By analyzing existing cross correlation between Goodfellow and Wajax, you can compare the effects of market volatilities on Goodfellow and Wajax and check how they will diversify away market risk if combined in the same portfolio for a given time horizon. You can also utilize pair trading strategies of matching a long position in Goodfellow with a short position of Wajax. Check out your portfolio center. Please also check ongoing floating volatility patterns of Goodfellow and Wajax.

Diversification Opportunities for Goodfellow and Wajax

0.57
  Correlation Coefficient

Very weak diversification

The 3 months correlation between Goodfellow and Wajax is 0.57. Overlapping area represents the amount of risk that can be diversified away by holding Goodfellow and Wajax in the same portfolio, assuming nothing else is changed. The correlation between historical prices or returns on Wajax and Goodfellow is a relative statistical measure of the degree to which these equity instruments tend to move together. The correlation coefficient measures the extent to which returns on Goodfellow are associated (or correlated) with Wajax. Values of the correlation coefficient range from -1 to +1, where. The correlation of zero (0) is possible when the price movement of Wajax has no effect on the direction of Goodfellow i.e., Goodfellow and Wajax go up and down completely randomly.

Pair Corralation between Goodfellow and Wajax

Assuming the 90 days trading horizon Goodfellow is expected to under-perform the Wajax. But the stock apears to be less risky and, when comparing its historical volatility, Goodfellow is 1.47 times less risky than Wajax. The stock trades about -0.04 of its potential returns per unit of risk. The Wajax is currently generating about -0.01 of returns per unit of risk over similar time horizon. If you would invest  2,444  in Wajax on September 12, 2024 and sell it today you would lose (110.00) from holding Wajax or give up 4.5% of portfolio value over 90 days.
Time Period3 Months [change]
DirectionMoves Together 
StrengthWeak
Accuracy100.0%
ValuesDaily Returns

Goodfellow  vs.  Wajax

 Performance 
       Timeline  
Goodfellow 

Risk-Adjusted Performance

0 of 100

 
Weak
 
Strong
Very Weak
Over the last 90 days Goodfellow has generated negative risk-adjusted returns adding no value to investors with long positions. In spite of very healthy essential indicators, Goodfellow is not utilizing all of its potentials.
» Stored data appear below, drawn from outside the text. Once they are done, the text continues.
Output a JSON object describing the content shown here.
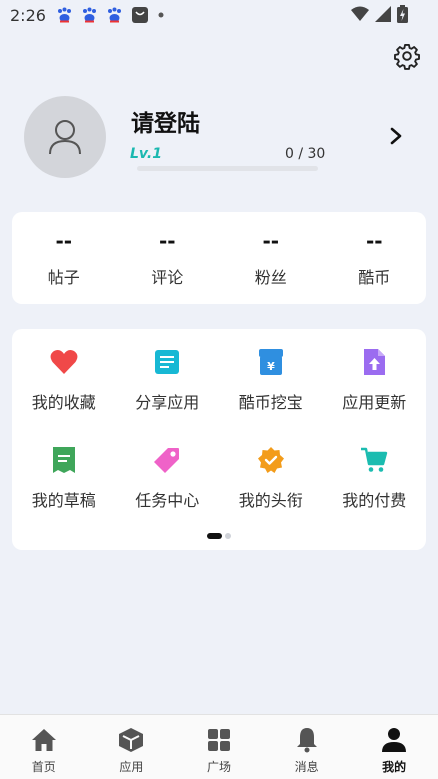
{
  "status_bar": {
    "time": "2:26",
    "notification_icons": [
      "baidu-paw-icon",
      "baidu-paw-icon",
      "baidu-paw-icon",
      "shopping-bag-icon",
      "dot-icon"
    ],
    "system_icons": [
      "wifi-icon",
      "signal-icon",
      "battery-charging-icon"
    ]
  },
  "profile": {
    "username": "请登陆",
    "level": "Lv.1",
    "exp_text": "0 / 30",
    "exp_progress": 0
  },
  "stats": [
    {
      "value": "--",
      "label": "帖子"
    },
    {
      "value": "--",
      "label": "评论"
    },
    {
      "value": "--",
      "label": "粉丝"
    },
    {
      "value": "--",
      "label": "酷币"
    }
  ],
  "features": [
    {
      "label": "我的收藏",
      "icon": "heart-icon",
      "color": "#f04848"
    },
    {
      "label": "分享应用",
      "icon": "share-app-icon",
      "color": "#17b8d4"
    },
    {
      "label": "酷币挖宝",
      "icon": "coin-treasure-icon",
      "color": "#2f8fe0"
    },
    {
      "label": "应用更新",
      "icon": "update-icon",
      "color": "#9b6cf0"
    },
    {
      "label": "我的草稿",
      "icon": "draft-icon",
      "color": "#3fa65a"
    },
    {
      "label": "任务中心",
      "icon": "task-tag-icon",
      "color": "#ef62c8"
    },
    {
      "label": "我的头衔",
      "icon": "badge-check-icon",
      "color": "#f39c1a"
    },
    {
      "label": "我的付费",
      "icon": "cart-icon",
      "color": "#1bbcb0"
    }
  ],
  "pager": {
    "pages": 2,
    "current": 1
  },
  "nav": [
    {
      "label": "首页",
      "icon": "home-icon"
    },
    {
      "label": "应用",
      "icon": "cube-icon"
    },
    {
      "label": "广场",
      "icon": "grid-icon"
    },
    {
      "label": "消息",
      "icon": "bell-icon"
    },
    {
      "label": "我的",
      "icon": "person-icon",
      "active": true
    }
  ],
  "colors": {
    "accent": "#1bb8b0",
    "background": "#eef1f8"
  }
}
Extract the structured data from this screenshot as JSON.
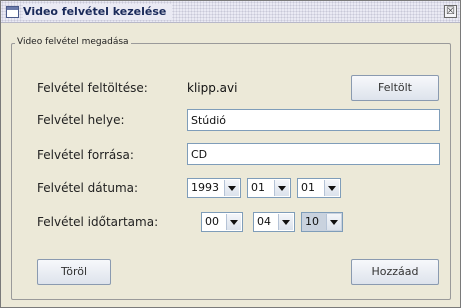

The recent stock price disarray, may contribute to short-term losses for the investors.
Wajax 

Risk-Adjusted Performance

0 of 100

 
Weak
 
Strong
Very Weak
Over the last 90 days Wajax has generated negative risk-adjusted returns adding no value to investors with long positions. In spite of very healthy basic indicators, Wajax is not utilizing all of its potentials. The recent stock price disarray, may contribute to short-term losses for the investors.

Goodfellow and Wajax Volatility Contrast

   Predicted Return Density   
       Returns  

Pair Trading with Goodfellow and Wajax

The main advantage of trading using opposite Goodfellow and Wajax positions is that it hedges away some unsystematic risk. Because of two separate transactions, even if Goodfellow position performs unexpectedly, Wajax can make up some of the losses. Pair trading also minimizes risk from directional movements in the market. For example, if an entire industry or sector drops because of unexpected headlines, the short position in Wajax will offset losses from the drop in Wajax's long position.
The idea behind Goodfellow and Wajax pairs trading is to make the combined position market-neutral, meaning the overall market's direction will not affect its win or loss (or potential downside or upside). This can be achieved by designing a pairs trade with two highly correlated stocks or equities that operate in a similar space or sector, making it possible to obtain profits through simple and relatively low-risk investment.
Check out your portfolio center.
Note that this page's information should be used as a complementary analysis to find the right mix of equity instruments to add to your existing portfolios or create a brand new portfolio. You can also try the Price Exposure Probability module to analyze equity upside and downside potential for a given time horizon across multiple markets.